The question is: What motivates such meanness and disdain for persons opposite one another? Mean people must be just plain miserable human beings deep down inside. How do they sleep at night, much less look at themselves in the mirror every day? They’re probably in a sad state of denial, like the character, Elizabeth Leefolt. She never even realized she was one of the ladies in the book until Hilly gave her a clue.
How does someone else come into your own house and mess with (or fire) your help? How does one allow another person to become so influential as to run your business instead of you?
I suppose, the denial comes from not taking inventory on a regular basis.
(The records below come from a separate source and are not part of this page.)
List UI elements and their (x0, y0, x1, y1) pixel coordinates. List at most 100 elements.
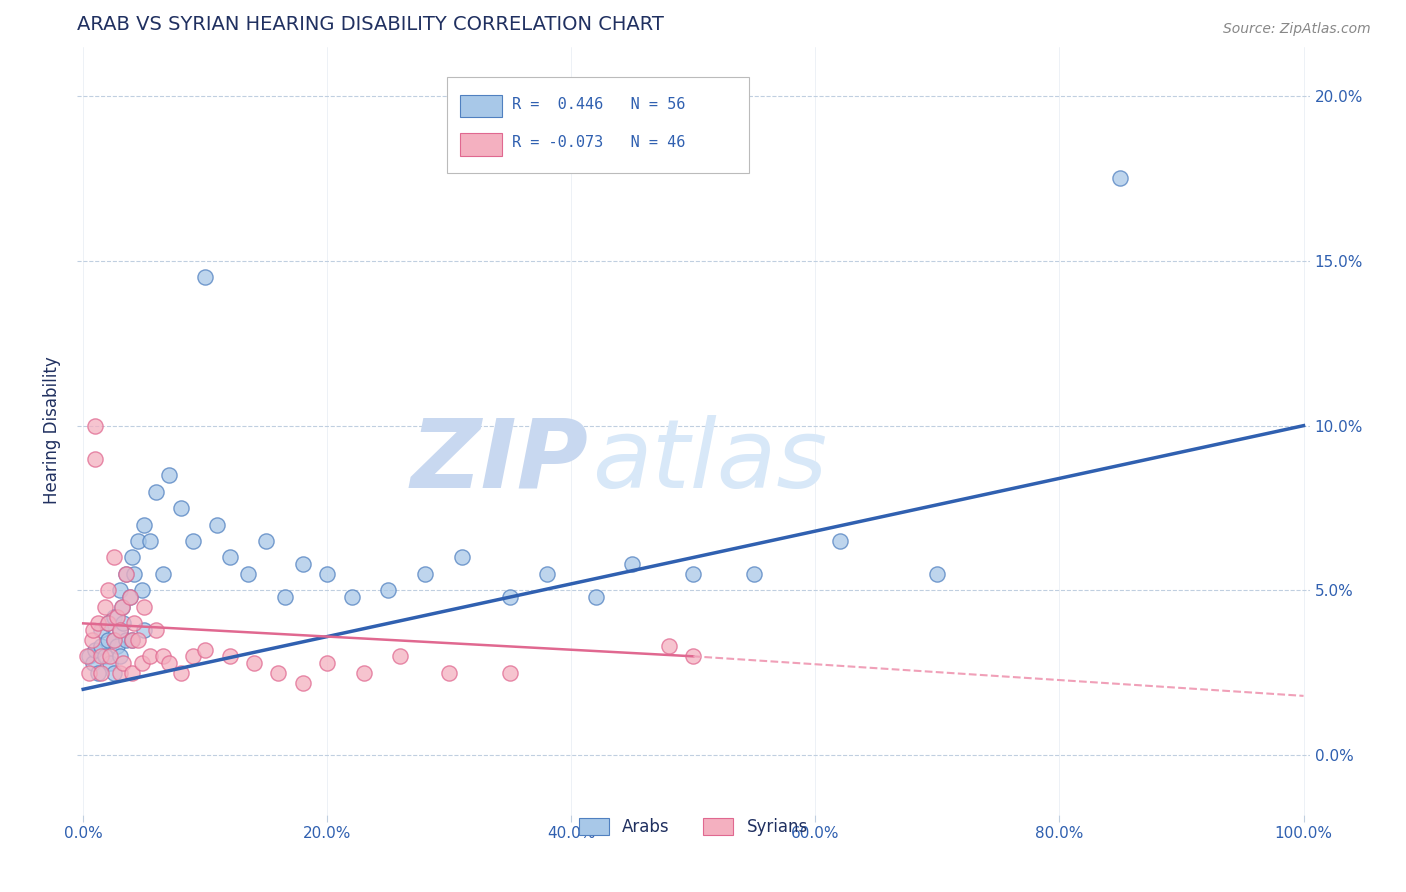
Point (121, 632, 143, 647)
Point (207, 517, 229, 532)
Point (76, 649, 98, 664)
Point (82, 623, 104, 637)
Point (139, 649, 162, 664)
Point (108, 665, 131, 680)
Point (157, 656, 180, 670)
Point (194, 642, 217, 657)
Point (413, 566, 436, 581)
Point (254, 533, 277, 548)
Point (377, 583, 399, 598)
Point (118, 590, 141, 604)
Point (103, 632, 125, 647)
Point (108, 623, 131, 637)
Point (152, 566, 174, 581)
Point (157, 468, 180, 483)
Point (111, 599, 134, 614)
Point (658, 640, 681, 654)
Point (218, 550, 240, 565)
Point (115, 566, 138, 581)
Point (621, 557, 644, 571)
Point (112, 616, 135, 631)
Point (682, 649, 704, 664)
Point (115, 632, 138, 647)
Point (80, 632, 103, 647)
Point (84, 451, 107, 466)
Point (194, 270, 217, 285)
Text: ZIP: ZIP (411, 415, 589, 508)
Point (111, 599, 134, 614)
Point (927, 566, 949, 581)
Point (145, 623, 167, 637)
Point (389, 649, 412, 664)
Point (353, 665, 375, 680)
Point (1109, 171, 1132, 186)
Point (82, 656, 104, 670)
Point (97, 583, 120, 598)
Point (181, 533, 204, 548)
Point (267, 665, 290, 680)
Text: atlas: atlas (592, 415, 827, 508)
Point (90, 649, 112, 664)
Point (121, 665, 143, 680)
Point (112, 656, 135, 670)
Point (118, 590, 141, 604)
Point (131, 656, 153, 670)
Point (273, 590, 295, 604)
Point (90, 665, 112, 680)
Point (236, 566, 259, 581)
Point (121, 550, 143, 565)
Point (134, 599, 156, 614)
Text: Source: ZipAtlas.com: Source: ZipAtlas.com (1223, 22, 1371, 37)
Point (90, 623, 112, 637)
Point (291, 675, 314, 690)
Point (744, 566, 766, 581)
Point (585, 590, 607, 604)
Point (121, 632, 143, 647)
Point (828, 533, 851, 548)
Point (103, 609, 125, 624)
Point (536, 566, 558, 581)
Point (124, 566, 146, 581)
Point (108, 623, 131, 637)
Legend: Arabs, Syrians: Arabs, Syrians (571, 810, 815, 845)
Point (98, 656, 121, 670)
Point (79, 649, 101, 664)
Point (127, 533, 149, 548)
FancyBboxPatch shape (460, 133, 502, 156)
Point (499, 665, 522, 680)
Point (105, 609, 128, 624)
Point (98, 649, 121, 664)
Point (291, 557, 314, 571)
Point (145, 484, 167, 499)
Point (94, 649, 117, 664)
Text: ARAB VS SYRIAN HEARING DISABILITY CORRELATION CHART: ARAB VS SYRIAN HEARING DISABILITY CORREL… (77, 15, 664, 34)
Point (450, 550, 472, 565)
Point (170, 665, 193, 680)
Point (115, 566, 138, 581)
Point (94, 599, 117, 614)
Point (127, 632, 149, 647)
Point (316, 566, 339, 581)
Text: R =  0.446   N = 56: R = 0.446 N = 56 (512, 96, 686, 112)
Point (105, 640, 128, 654)
Text: R = -0.073   N = 46: R = -0.073 N = 46 (512, 136, 686, 150)
Point (340, 590, 363, 604)
Point (134, 623, 156, 637)
Y-axis label: Hearing Disability: Hearing Disability (44, 357, 60, 505)
Point (181, 649, 204, 664)
Point (103, 665, 125, 680)
Point (139, 533, 162, 548)
Point (124, 616, 146, 631)
Point (97, 616, 120, 631)
Point (316, 656, 339, 670)
Point (97, 632, 120, 647)
FancyBboxPatch shape (460, 95, 502, 118)
Point (103, 632, 125, 647)
Point (170, 501, 193, 516)
Point (84, 642, 107, 657)
Point (97, 616, 120, 631)
Point (103, 550, 125, 565)
Point (439, 665, 461, 680)
Point (90, 640, 112, 654)
FancyBboxPatch shape (447, 78, 749, 173)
Being so busy trying to satisfy others, chasing that promotion, illustrious dream or just not having a clue about what’s going on around us.
Taking inventory means remembering and putting into practice that campaign speech, those interview answers and all those motivational ideas about change we started with. I’m pretty sure, none of that involved being (or looking) too busy to speak to subordinates, falsely accusing those opposite your position of inappropriate actions (stealing,in the character, Minny’s case) or keeping those deserving, hard workers oppressed so you can feel better in your position.
In taking inventory, are you treating members, subordinates or those opposite you with respect, the way you want to be treated? Or, are you the number one subscriber to inappropriate gossip and innuendo? We all listen to gossip. We are only human. If I didn’t hear it or see it myself, it’s pretty hard to believe it. We are certainly not in high school, anymore. We are in the real world… at work! Quit giving in to such pettiness and being a follower!
In taking inventory, are we doing anything at all to help someone move upwards, to a better position or forward with a worthwhile project? Or are they just ignored, unappreciated, simply the help?